T cells have a major role in the adaptive immune response, where they eliminate infectious agents and malignant cells by specific recognition of non-self antigens. Besides this general function in the immune response, T cells also have diverse tissue-specific functions. This has been well described for regulatory T cells, which are not only essential for the control of the immune response, but are also involved in maintaining tissue homeostasis. However, most evidence comes from bulk experiments in mice resulting in limited resolution of T cell subsets and it is unknown whether Treg cells with a similar tissue adaptation program also exist in humans. Especially epigenetic adaptations underlying observed transcriptional changes in T cells from lymphoid and peripheral tissues remain incompletely understood.

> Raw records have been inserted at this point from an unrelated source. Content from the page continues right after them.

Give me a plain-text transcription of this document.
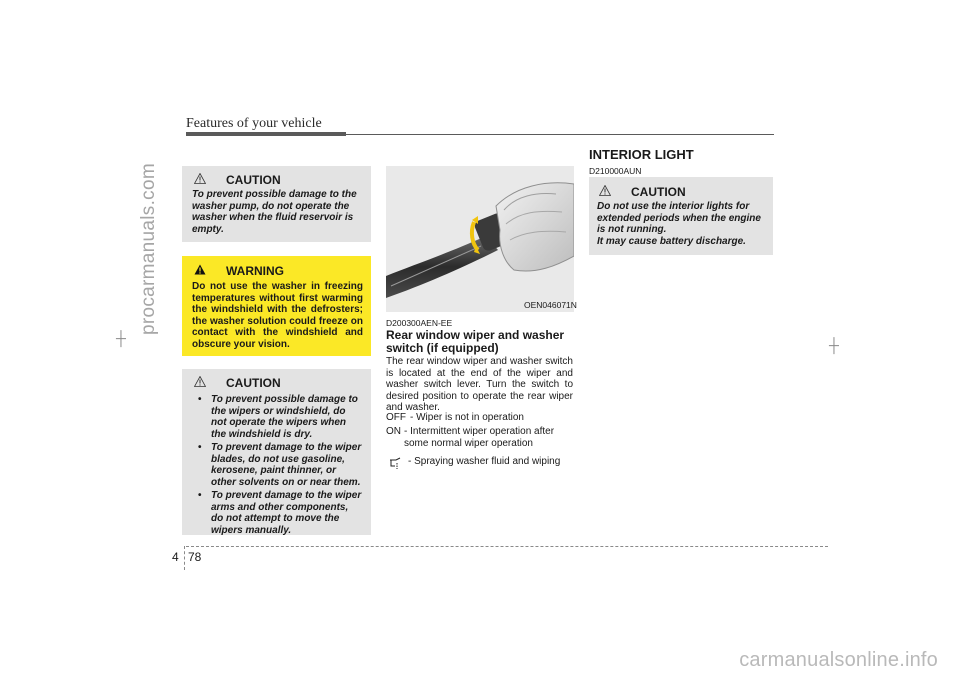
procarmanuals.com
carmanualsonline.info
┼	┼
Features of your vehicle
CAUTION
To prevent possible damage to the washer pump, do not operate the washer when the fluid reservoir is empty.
WARNING
Do not use the washer in freezing temperatures without first warming the windshield with the defrosters; the washer solution could freeze on contact with the windshield and obscure your vision.
CAUTION
• To prevent possible damage to the wipers or windshield, do not operate the wipers when the windshield is dry.
• To prevent damage to the wiper blades, do not use gasoline, kerosene, paint thinner, or other solvents on or near them.
• To prevent damage to the wiper arms and other components, do not attempt to move the wipers manually.
OEN046071N
D200300AEN-EE
Rear window wiper and washer switch (if equipped)
The rear window wiper and washer switch is located at the end of the wiper and washer switch lever. Turn the switch to desired position to operate the rear wiper and washer.
OFF - Wiper is not in operation
ON - Intermittent wiper operation after some normal wiper operation
- Spraying washer fluid and wiping
INTERIOR LIGHT
D210000AUN
CAUTION
Do not use the interior lights for extended periods when the engine is not running.
It may cause battery discharge.
4 78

In this work, I analyzed single cell ATAC sequencing data of flow-sorted CD4+ and CD8+ T cells from lymphoid and non-lymphoid tissues to investigate the molecular programs driving T cell adaptation to peripheral tissues. The availability of both human and murine samples allowed me to describe commonalities and differences in their T cell biology. In addition, I used these T cell atlases under homeostasis together with several T cell datasets from tumors to gain insights on shared chromatin accessibility changes in the tumor microenvironment.

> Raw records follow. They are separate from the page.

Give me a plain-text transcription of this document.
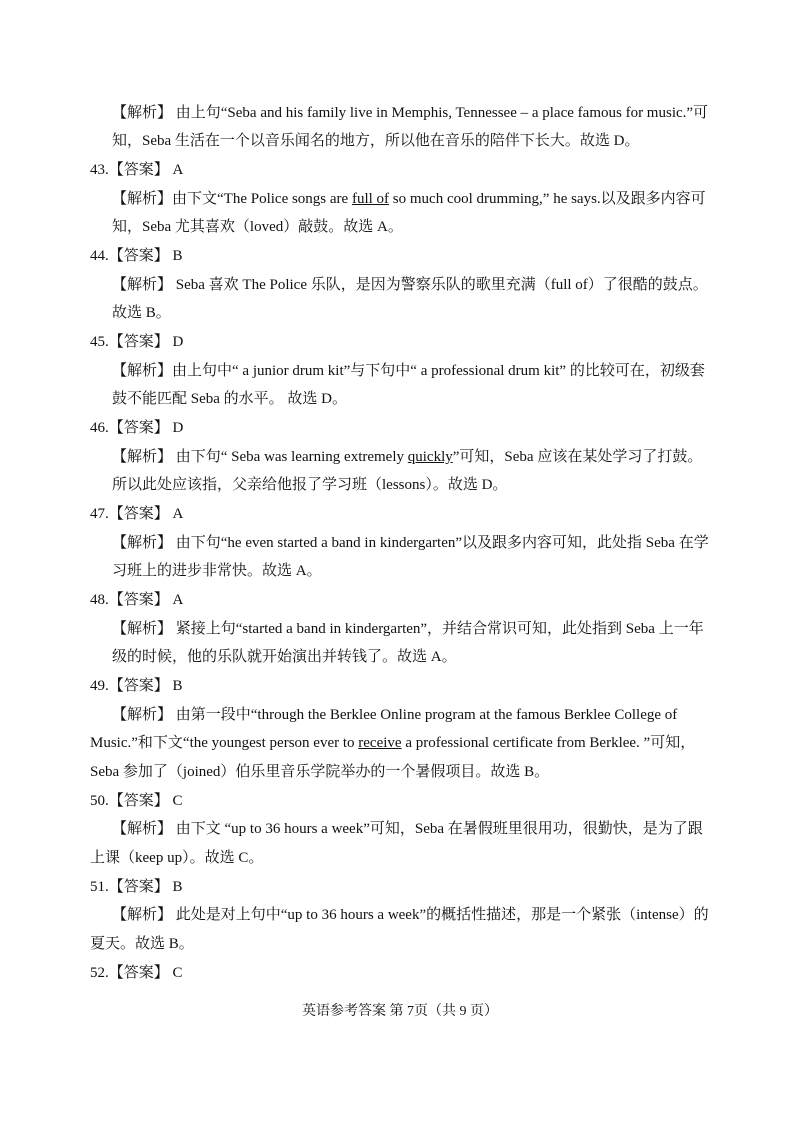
【解析】 由上句“Seba and his family live in Memphis, Tennessee – a place famous for music.”可
知，Seba 生活在一个以音乐闻名的地方，所以他在音乐的陪伴下长大。故选 D。
43.【答案】 A
【解析】由下文“The Police songs are full of so much cool drumming,” he says.以及跟多内容可
知，Seba 尤其喜欢（loved）敲鼓。故选 A。
44.【答案】 B
【解析】 Seba 喜欢 The Police 乐队，是因为警察乐队的歌里充满（full of）了很酷的鼓点。
故选 B。
45.【答案】 D
【解析】由上句中“ a junior drum kit”与下句中“ a professional drum kit” 的比较可在，初级套
鼓不能匹配 Seba 的水平。 故选 D。
46.【答案】 D
【解析】 由下句“ Seba was learning extremely quickly”可知，Seba 应该在某处学习了打鼓。
所以此处应该指，父亲给他报了学习班（lessons）。故选 D。
47.【答案】 A
【解析】 由下句“he even started a band in kindergarten”以及跟多内容可知，此处指 Seba 在学
习班上的进步非常快。故选 A。
48.【答案】 A
【解析】 紧接上句“started a band in kindergarten”，并结合常识可知，此处指到 Seba 上一年
级的时候，他的乐队就开始演出并转钱了。故选 A。
49.【答案】 B
【解析】 由第一段中“through the Berklee Online program at the famous Berklee College of
Music.”和下文“the youngest person ever to receive a professional certificate from Berklee. ”可知，
Seba 参加了（joined）伯乐里音乐学院举办的一个暑假项目。故选 B。
50.【答案】 C
【解析】 由下文 “up to 36 hours a week”可知，Seba 在暑假班里很用功，很勤快，是为了跟
上课（keep up）。故选 C。
51.【答案】 B
【解析】 此处是对上句中“up to 36 hours a week”的概括性描述，那是一个紧张（intense）的
夏天。故选 B。
52.【答案】 C
英语参考答案 第 7页（共 9 页）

My analysis showed the presence of human tissue Treg cells that have many commonalities with their murine counterparts. These include a conserved epigenetic signature with enriched footprint of transcription factor BATF. I further identified potential tissue Treg precursor cells in human peripheral blood and mouse spleen sharing increased chromatin accessibility at the locus encoding chemokine receptor CCR8. While murine tissue Treg cells are T helper 2 cell-biased, human Treg cells in peripheral tissues more closely resemble T follicular helper cells in their ATAC profile. Within the CD8+ T cell compartment, I showed that murine and human peripheral tissues harbor a population of PD1+TOX+ CD8+ T cells with epigenomes denoting a concurrent activation and exhaustion state. PD1+TOX+ CD8+ T cells shared chromatin features of tissue adaptation and BATF dependence with tissue Treg cells. I further contextualized epigenetic adaptation observed in tissue-repair associated Treg cells in a comprehensive view on immune cells that suggests commonalities not only with CD8+ T cells and innate lymphoid cells, but also with several myeloid cell subsets. Eventually, through comparison of T cells from healthy and tumor tissues, I showed that Treg and PD1+TOX+ CD8+ T cells from tumors also maintain a tissue adaptation program.